IMPLEMENT_ISR(INT0_vect, EXTERNAL_INT_0)
IMPLEMENT_ISR(INT1_vect, EXTERNAL_INT_1)
IMPLEMENT_ISR(INT2_vect, EXTERNAL_INT_2)
IMPLEMENT_ISR(INT3_vect, EXTERNAL_INT_3)
IMPLEMENT_ISR(INT6_vect, EXTERNAL_INT_4)

#elif defined(EICRA) && defined(EICRB)

IMPLEMENT_ISR(INT0_vect, EXTERNAL_INT_2)
IMPLEMENT_ISR(INT1_vect, EXTERNAL_INT_3)
IMPLEMENT_ISR(INT2_vect, EXTERNAL_INT_4)
IMPLEMENT_ISR(INT3_vect, EXTERNAL_INT_5)
IMPLEMENT_ISR(INT4_vect, EXTERNAL_INT_0)
IMPLEMENT_ISR(INT5_vect, EXTERNAL_INT_1)
IMPLEMENT_ISR(INT6_vect, EXTERNAL_INT_6)
IMPLEMENT_ISR(INT7_vect, EXTERNAL_INT_7)

#else

IMPLEMENT_ISR(INT0_vect, EXTERNAL_INT_0)
IMPLEMENT_ISR(INT1_vect, EXTERNAL_INT_1)

#if defined(EICRA) && defined(ISC20)
IMPLEMENT_ISR(INT2_vect, EXTERNAL_INT_2)
#endif

#endif

A simple ISR is made that calls a function pointer from a variable. Whether you use the external interrupts or not, these ISRs are compiled into your code in all sketches.

What attachInterrupt does is it enables the selected interrupt, and also puts a pointer to your chosen function in the intFunc array. When the interrupt is triggered, it goes to the ISR function, and the ISR function has a reference that points to your chosen function.

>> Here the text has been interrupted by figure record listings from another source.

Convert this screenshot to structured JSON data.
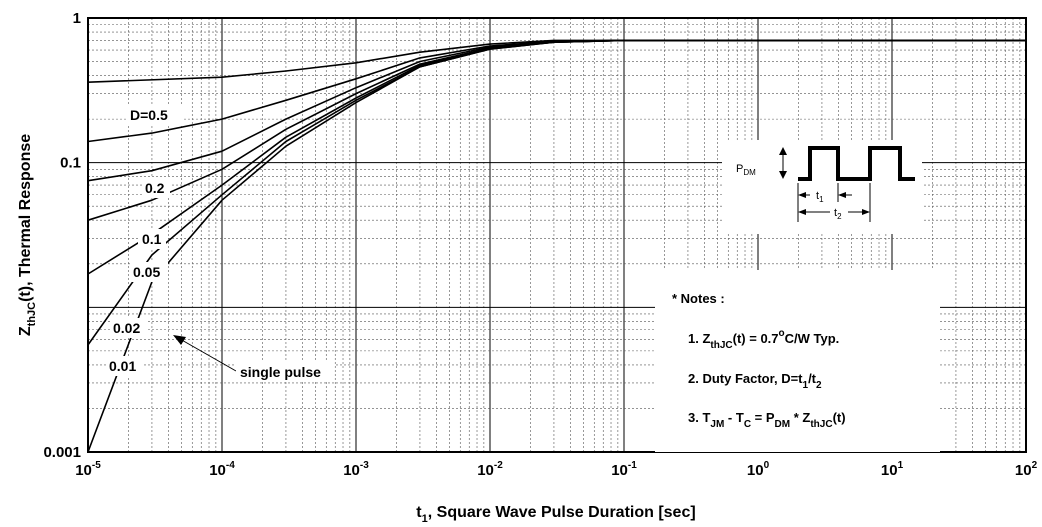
{
  "chart_data": {
    "type": "line",
    "x_scale": "log",
    "y_scale": "log",
    "xlim": [
      1e-05,
      100
    ],
    "ylim": [
      0.001,
      1
    ],
    "xlabel_main": "t",
    "xlabel_sub": "1",
    "xlabel_rest": ", Square Wave Pulse Duration [sec]",
    "ylabel_main": "Z",
    "ylabel_sub": "thJC",
    "ylabel_rest": "(t), Thermal Response",
    "x_ticks": [
      {
        "value": 1e-05,
        "base": "10",
        "exp": "-5"
      },
      {
        "value": 0.0001,
        "base": "10",
        "exp": "-4"
      },
      {
        "value": 0.001,
        "base": "10",
        "exp": "-3"
      },
      {
        "value": 0.01,
        "base": "10",
        "exp": "-2"
      },
      {
        "value": 0.1,
        "base": "10",
        "exp": "-1"
      },
      {
        "value": 1,
        "base": "10",
        "exp": "0"
      },
      {
        "value": 10,
        "base": "10",
        "exp": "1"
      },
      {
        "value": 100,
        "base": "10",
        "exp": "2"
      }
    ],
    "y_ticks": [
      {
        "value": 1,
        "label": "1"
      },
      {
        "value": 0.1,
        "label": "0.1"
      },
      {
        "value": 0.001,
        "label": "0.001"
      }
    ],
    "grid": true,
    "series": [
      {
        "name": "D=0.5",
        "x": [
          1e-05,
          0.0001,
          0.0003,
          0.001,
          0.003,
          0.01,
          0.03,
          0.1,
          100
        ],
        "y": [
          0.36,
          0.39,
          0.43,
          0.49,
          0.58,
          0.66,
          0.7,
          0.7,
          0.7
        ]
      },
      {
        "name": "0.2",
        "x": [
          1e-05,
          3e-05,
          0.0001,
          0.0003,
          0.001,
          0.003,
          0.01,
          0.03,
          0.1,
          100
        ],
        "y": [
          0.14,
          0.16,
          0.2,
          0.27,
          0.38,
          0.53,
          0.64,
          0.69,
          0.7,
          0.7
        ]
      },
      {
        "name": "0.1",
        "x": [
          1e-05,
          3e-05,
          0.0001,
          0.0003,
          0.001,
          0.003,
          0.01,
          0.03,
          0.1,
          100
        ],
        "y": [
          0.075,
          0.088,
          0.12,
          0.2,
          0.33,
          0.5,
          0.63,
          0.69,
          0.7,
          0.7
        ]
      },
      {
        "name": "0.05",
        "x": [
          1e-05,
          3e-05,
          0.0001,
          0.0003,
          0.001,
          0.003,
          0.01,
          0.03,
          0.1,
          100
        ],
        "y": [
          0.04,
          0.055,
          0.09,
          0.17,
          0.3,
          0.48,
          0.62,
          0.68,
          0.7,
          0.7
        ]
      },
      {
        "name": "0.02",
        "x": [
          1e-05,
          3e-05,
          0.0001,
          0.0003,
          0.001,
          0.003,
          0.01,
          0.03,
          0.1,
          100
        ],
        "y": [
          0.017,
          0.032,
          0.07,
          0.15,
          0.28,
          0.47,
          0.62,
          0.68,
          0.7,
          0.7
        ]
      },
      {
        "name": "0.01",
        "x": [
          1e-05,
          3e-05,
          0.0001,
          0.0003,
          0.001,
          0.003,
          0.01,
          0.03,
          0.1,
          100
        ],
        "y": [
          0.0055,
          0.023,
          0.06,
          0.14,
          0.27,
          0.46,
          0.61,
          0.68,
          0.7,
          0.7
        ]
      },
      {
        "name": "single pulse",
        "x": [
          1e-05,
          3e-05,
          0.0001,
          0.0003,
          0.001,
          0.003,
          0.01,
          0.03,
          0.1,
          100
        ],
        "y": [
          0.001,
          0.015,
          0.055,
          0.13,
          0.26,
          0.46,
          0.61,
          0.68,
          0.7,
          0.7
        ]
      }
    ],
    "curve_labels": {
      "d05": "D=0.5",
      "d02": "0.2",
      "d01": "0.1",
      "d005": "0.05",
      "d002": "0.02",
      "d001": "0.01",
      "single": "single pulse"
    },
    "inset": {
      "pdm_main": "P",
      "pdm_sub": "DM",
      "t1_main": "t",
      "t1_sub": "1",
      "t2_main": "t",
      "t2_sub": "2"
    },
    "notes": {
      "title": "* Notes :",
      "n1_a": "1. Z",
      "n1_sub": "thJC",
      "n1_b": "(t) = 0.7",
      "n1_sup": "o",
      "n1_c": "C/W Typ.",
      "n2_a": "2. Duty Factor, D=t",
      "n2_sub1": "1",
      "n2_b": "/t",
      "n2_sub2": "2",
      "n3_a": "3. T",
      "n3_sub1": "JM",
      "n3_b": " - T",
      "n3_sub2": "C",
      "n3_c": " = P",
      "n3_sub3": "DM",
      "n3_d": " * Z",
      "n3_sub4": "thJC",
      "n3_e": "(t)"
    }
  }
}
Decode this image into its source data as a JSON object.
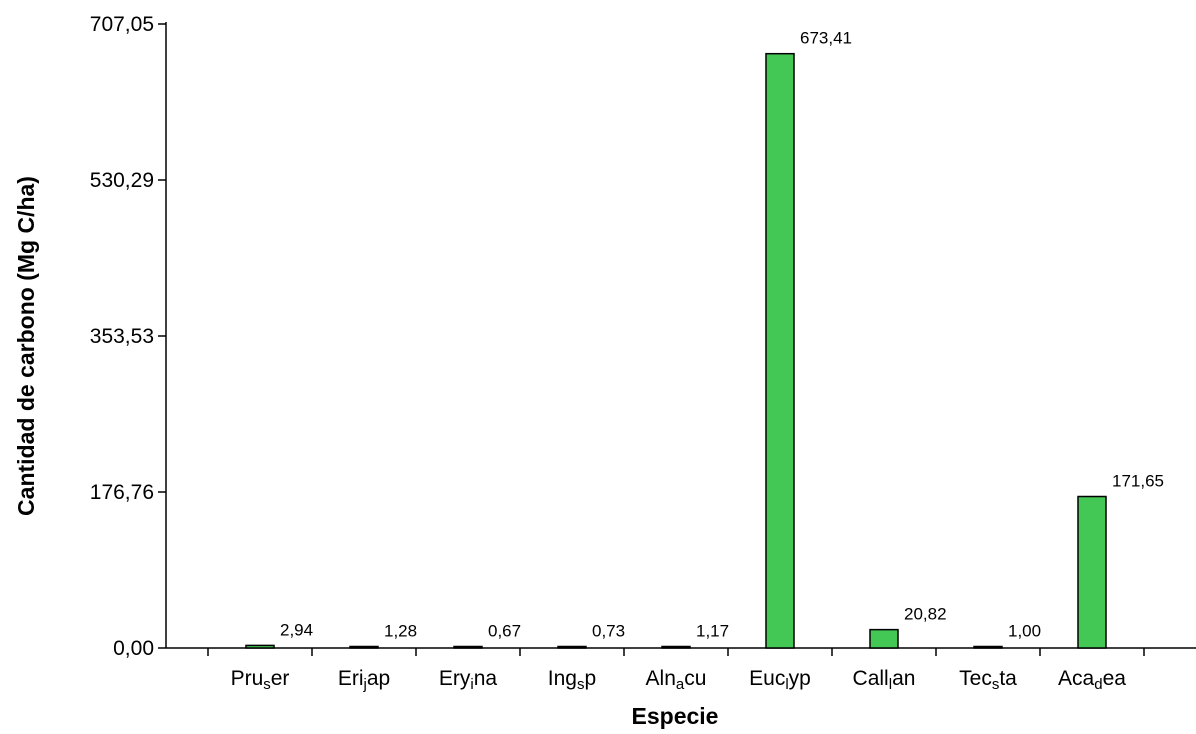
{
  "chart_data": {
    "type": "bar",
    "xlabel": "Especie",
    "ylabel": "Cantidad de carbono (Mg C/ha)",
    "categories": [
      {
        "main": "Pru",
        "sub": "s",
        "rest": "er"
      },
      {
        "main": "Eri",
        "sub": "j",
        "rest": "ap"
      },
      {
        "main": "Ery",
        "sub": "i",
        "rest": "na"
      },
      {
        "main": "Ing",
        "sub": "s",
        "rest": "p"
      },
      {
        "main": "Aln",
        "sub": "a",
        "rest": "cu"
      },
      {
        "main": "Euc",
        "sub": "l",
        "rest": "yp"
      },
      {
        "main": "Call",
        "sub": "l",
        "rest": "an"
      },
      {
        "main": "Tec",
        "sub": "s",
        "rest": "ta"
      },
      {
        "main": "Aca",
        "sub": "d",
        "rest": "ea"
      }
    ],
    "values": [
      2.94,
      1.28,
      0.67,
      0.73,
      1.17,
      673.41,
      20.82,
      1.0,
      171.65
    ],
    "value_labels": [
      "2,94",
      "1,28",
      "0,67",
      "0,73",
      "1,17",
      "673,41",
      "20,82",
      "1,00",
      "171,65"
    ],
    "ylim": [
      0,
      707.05
    ],
    "yticks": [
      0,
      176.76,
      353.53,
      530.29,
      707.05
    ],
    "ytick_labels": [
      "0,00",
      "176,76",
      "353,53",
      "530,29",
      "707,05"
    ],
    "bar_color": "#44c855",
    "bar_edge_color": "#000000",
    "grid": false,
    "legend": "none"
  }
}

The ISR macro just defines a function:

#ifdef __cplusplus
#  define ISR(vector, ...)            \
    extern "C" void vector (void) __attribute__ ((signal,__INTR_ATTRS)) __VA_ARGS__; \
    void vector (void)
#else
#  define ISR(vector, ...)            \
    void vector (void) __attribute__ ((signal,__INTR_ATTRS)) __VA_ARGS__; \
    void vector (void)
#endif

If that function's name matches one of the ISR functions, the linker will put it's address in the interrupt vector table.
Fortunately, if you misspell the vector name, the compiler will generate a warning if it detects a suspicious looking name (i.e. one that after macro replacement does not start with "_vector").